WASHINGTON, DC, May 19, 2014 — Covington & Burling has filed a brief with the U.S. Court of Appeals for the D.C. Circuit in support of U.S. citizenship rights for residents of American Samoa. Filed on behalf of a group of congresswomen, former territorial governors and other prominent officials, Covington’s amicus curiae brief supports plaintiffs in a case challenging the United States’ citizenship laws, which recognize those born in American Samoa as “non-citizen nationals” but not U.S. citizens.
American Samoa, a U.S. territory located in the South Pacific Ocean, is the only U.S. territory where residents are not U.S. citizens at birth. Plaintiffs in the case, including three U.S. military veterans born in American Samoa, assert that birthright citizenship is guaranteed under the Citizenship Clause of the Fourteenth Amendment to the U.S. Constitution.

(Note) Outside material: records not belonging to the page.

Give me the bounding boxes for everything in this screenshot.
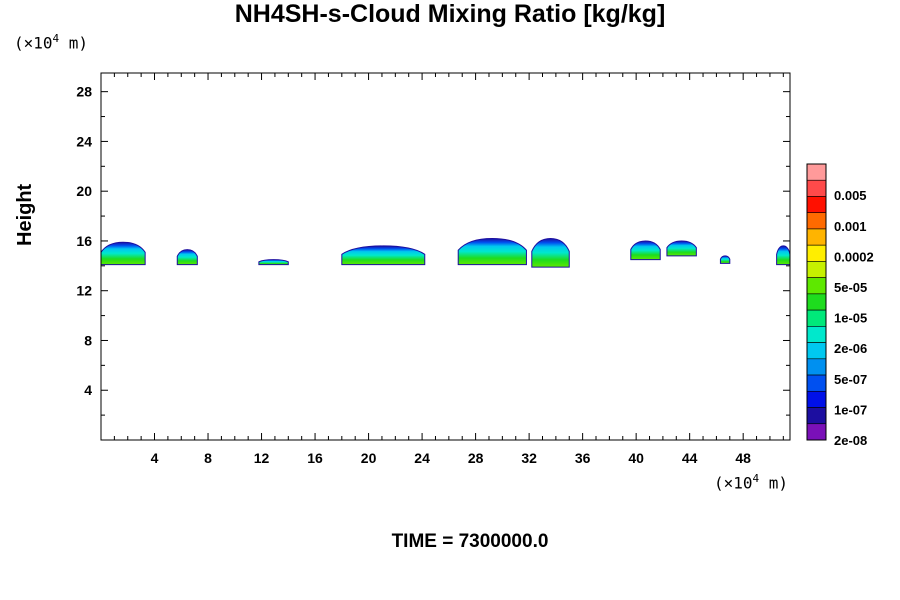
cloud-patch: [176, 249, 198, 266]
y-tick-label: 16: [76, 233, 92, 249]
colorbar-label: 1e-07: [834, 402, 867, 417]
colorbar-swatch: [806, 407, 827, 425]
colorbar-swatch: [806, 390, 827, 408]
x-tick-label: 24: [414, 450, 430, 466]
x-unit-label: (×104 m): [714, 472, 789, 493]
cloud-patch: [531, 237, 570, 268]
colorbar-swatch: [806, 212, 827, 230]
colorbar-swatch: [806, 326, 827, 343]
cloud-patch: [719, 255, 731, 264]
colorbar-label: 5e-07: [834, 372, 867, 387]
x-tick-label: 28: [468, 450, 484, 466]
x-tick-label: 4: [151, 450, 159, 466]
x-tick-label: 20: [361, 450, 377, 466]
cloud-patch: [100, 241, 146, 266]
colorbar-label: 0.005: [834, 188, 867, 203]
colorbar-swatch: [806, 293, 827, 311]
y-unit-label: (×104 m): [14, 32, 89, 53]
colorbar-swatch: [806, 244, 827, 262]
y-tick-label: 28: [76, 84, 92, 100]
y-tick-label: 4: [84, 382, 92, 398]
x-tick-label: 40: [628, 450, 644, 466]
colorbar-swatch: [806, 358, 827, 376]
cloud-patch: [776, 245, 791, 266]
colorbar: 0.005 0.001 0.0002 5e-05 1e-05 2e-06 5e-07 1e-0…: [806, 163, 874, 448]
x-tick-label: 44: [682, 450, 698, 466]
colorbar-swatch: [806, 342, 827, 360]
cloud-patch: [630, 240, 661, 261]
cloud-patch: [457, 237, 527, 266]
y-tick-label: 12: [76, 283, 92, 299]
x-tick-label: 8: [204, 450, 212, 466]
cloud-patch: [258, 259, 289, 266]
colorbar-label: 0.001: [834, 219, 867, 234]
x-tick-label: 36: [575, 450, 591, 466]
y-tick-label: 20: [76, 183, 92, 199]
colorbar-swatch: [806, 228, 827, 246]
colorbar-swatch: [806, 423, 827, 441]
x-tick-label: 16: [307, 450, 323, 466]
colorbar-swatch: [806, 163, 827, 181]
x-tick-label: 12: [254, 450, 270, 466]
y-tick-label: 24: [76, 133, 92, 149]
x-tick-label: 32: [521, 450, 537, 466]
colorbar-label: 2e-08: [834, 433, 867, 448]
colorbar-swatch: [806, 277, 827, 295]
colorbar-label: 1e-05: [834, 311, 867, 326]
colorbar-label: 5e-05: [834, 280, 867, 295]
cloud-field: [100, 237, 791, 268]
y-tick-label: 8: [84, 332, 92, 348]
chart-title: NH4SH-s-Cloud Mixing Ratio [kg/kg]: [234, 0, 666, 28]
cloud-patch: [341, 245, 426, 266]
colorbar-swatch: [806, 309, 827, 327]
colorbar-label: 0.0002: [834, 249, 874, 264]
colorbar-swatch: [806, 196, 827, 214]
colorbar-swatch: [806, 261, 827, 278]
x-tick-label: 48: [735, 450, 751, 466]
colorbar-label: 2e-06: [834, 341, 867, 356]
time-label: TIME = 7300000.0: [391, 531, 549, 552]
colorbar-swatch: [806, 374, 827, 392]
colorbar-frame: [806, 163, 827, 441]
cloud-patch: [666, 240, 697, 257]
plot-frame: [100, 72, 791, 441]
colorbar-swatch: [806, 179, 827, 197]
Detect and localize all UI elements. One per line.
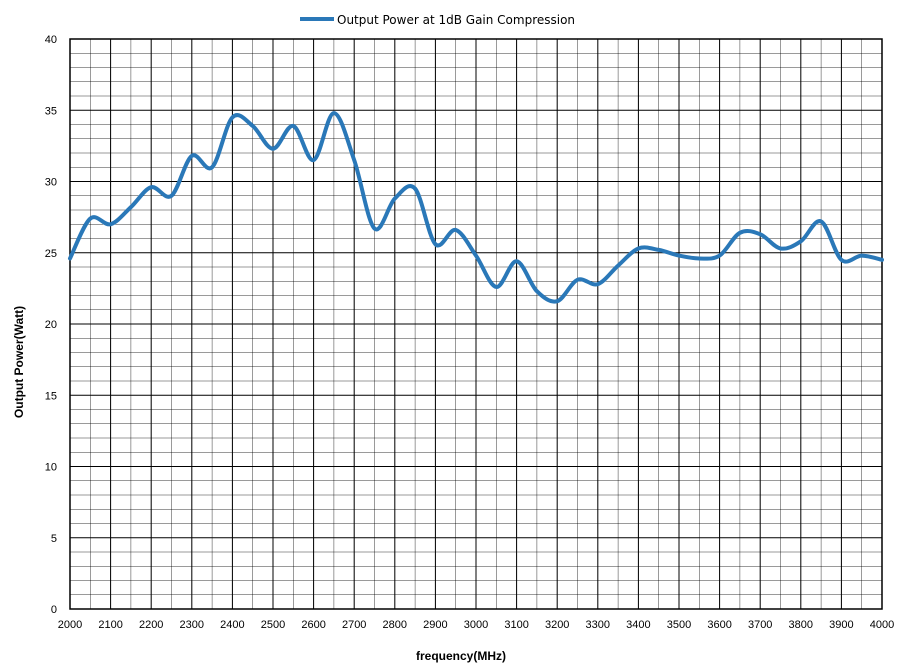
y-axis-title: Output Power(Watt): [12, 306, 26, 418]
x-tick-label: 3000: [464, 619, 488, 631]
y-tick-label: 5: [51, 533, 57, 545]
x-tick-label: 2900: [423, 619, 447, 631]
legend: Output Power at 1dB Gain Compression: [300, 13, 575, 27]
x-tick-label: 3400: [626, 619, 650, 631]
y-tick-label: 30: [45, 177, 57, 189]
x-tick-label: 3300: [586, 619, 610, 631]
x-tick-label: 2500: [261, 619, 285, 631]
series-line: [68, 111, 884, 304]
x-tick-label: 4000: [870, 619, 894, 631]
x-tick-label: 2800: [383, 619, 407, 631]
x-tick-label: 2300: [180, 619, 204, 631]
x-tick-label: 2100: [98, 619, 122, 631]
x-tick-label: 3900: [829, 619, 853, 631]
y-tick-label: 40: [45, 34, 57, 46]
y-tick-label: 20: [45, 319, 57, 331]
major-gridlines: [69, 38, 883, 610]
x-tick-label: 2000: [58, 619, 82, 631]
x-axis-tick-labels: 2000 2100 2200 2300 2400 2500 2600 2700 2800 2900…: [58, 619, 894, 631]
y-tick-label: 15: [45, 390, 57, 402]
x-tick-label: 3700: [748, 619, 772, 631]
x-tick-label: 3100: [504, 619, 528, 631]
x-tick-label: 3600: [707, 619, 731, 631]
plot-area-frame: [69, 38, 883, 610]
y-tick-label: 0: [51, 604, 57, 616]
legend-label: Output Power at 1dB Gain Compression: [337, 13, 575, 27]
y-axis-tick-labels: 0 5 10 15 20 25 30 35 40: [45, 34, 57, 616]
x-tick-label: 2700: [342, 619, 366, 631]
x-tick-label: 2400: [220, 619, 244, 631]
x-tick-label: 2200: [139, 619, 163, 631]
y-tick-label: 25: [45, 248, 57, 260]
y-tick-label: 35: [45, 105, 57, 117]
y-tick-label: 10: [45, 462, 57, 474]
x-tick-label: 3800: [789, 619, 813, 631]
x-axis-title: frequency(MHz): [416, 649, 506, 663]
x-tick-label: 3500: [667, 619, 691, 631]
x-tick-label: 2600: [301, 619, 325, 631]
x-tick-label: 3200: [545, 619, 569, 631]
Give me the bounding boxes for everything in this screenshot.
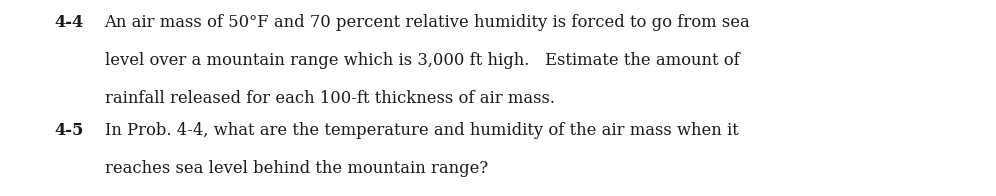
Text: reaches sea level behind the mountain range?: reaches sea level behind the mountain ra… bbox=[105, 160, 488, 177]
Text: 4-4: 4-4 bbox=[55, 14, 84, 31]
Text: An air mass of 50°F and 70 percent relative humidity is forced to go from sea: An air mass of 50°F and 70 percent relat… bbox=[105, 14, 750, 31]
Text: level over a mountain range which is 3,000 ft high.   Estimate the amount of: level over a mountain range which is 3,0… bbox=[105, 52, 739, 69]
Text: 4-5: 4-5 bbox=[55, 122, 84, 139]
Text: In Prob. 4-4, what are the temperature and humidity of the air mass when it: In Prob. 4-4, what are the temperature a… bbox=[105, 122, 738, 139]
Text: rainfall released for each 100-ft thickness of air mass.: rainfall released for each 100-ft thickn… bbox=[105, 90, 555, 107]
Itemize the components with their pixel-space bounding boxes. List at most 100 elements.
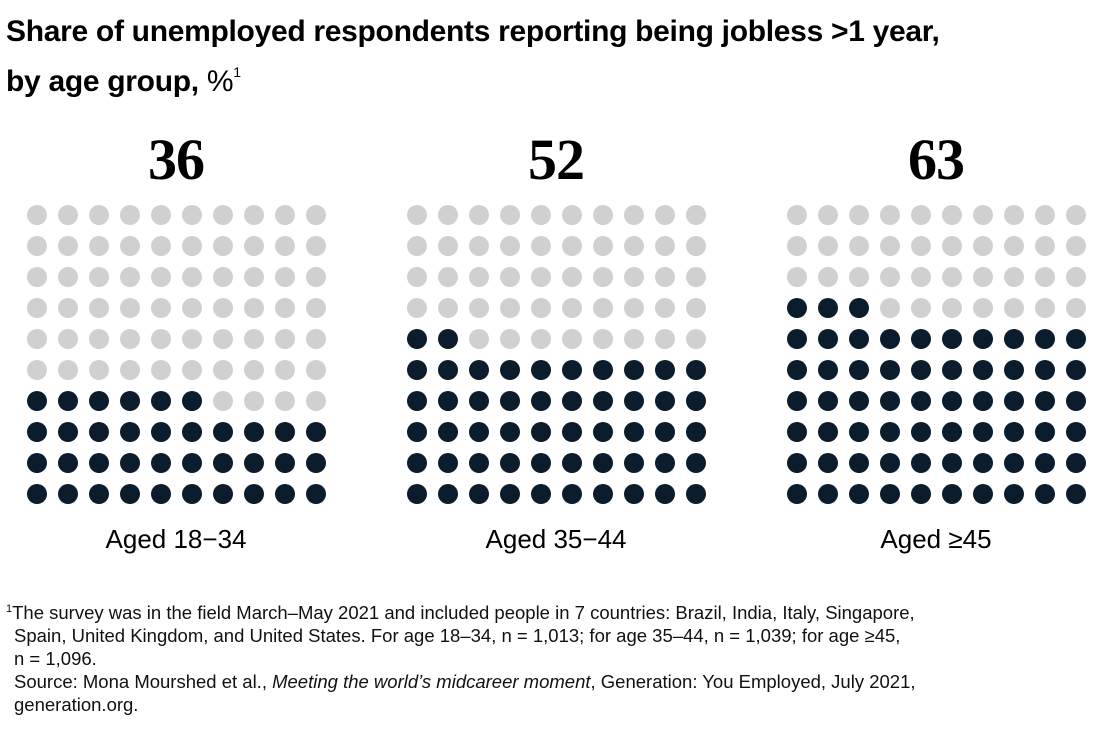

“United States citizenship is guaranteed to all persons born on U.S. soil, both in the States and in the Territories,” Covington argued in its amicus brief, adding that “citizenship by birth is a fundamental right that, as such, applies in all the Territories.”
Covington filed the brief on behalf of Congresswoman Madeleine Bordallo (Guam), Congresswoman Donna Christensen (U.S. Virgin Islands); former Governors Pedro Rosselló (Puerto Rico), Carl Gutierrez (Guam), and Charles W. Turnbull (U.S. Virgin Islands); and former Assistant Secretary of the Interior for Insular Affairs Tony Babauta.
The Covington pro bono team includes Eugene Gulland, Jim Burke, William Mensch Evans, and Stephen Kiehl. The case is Tuaua, et al., v. the United States of America, et al.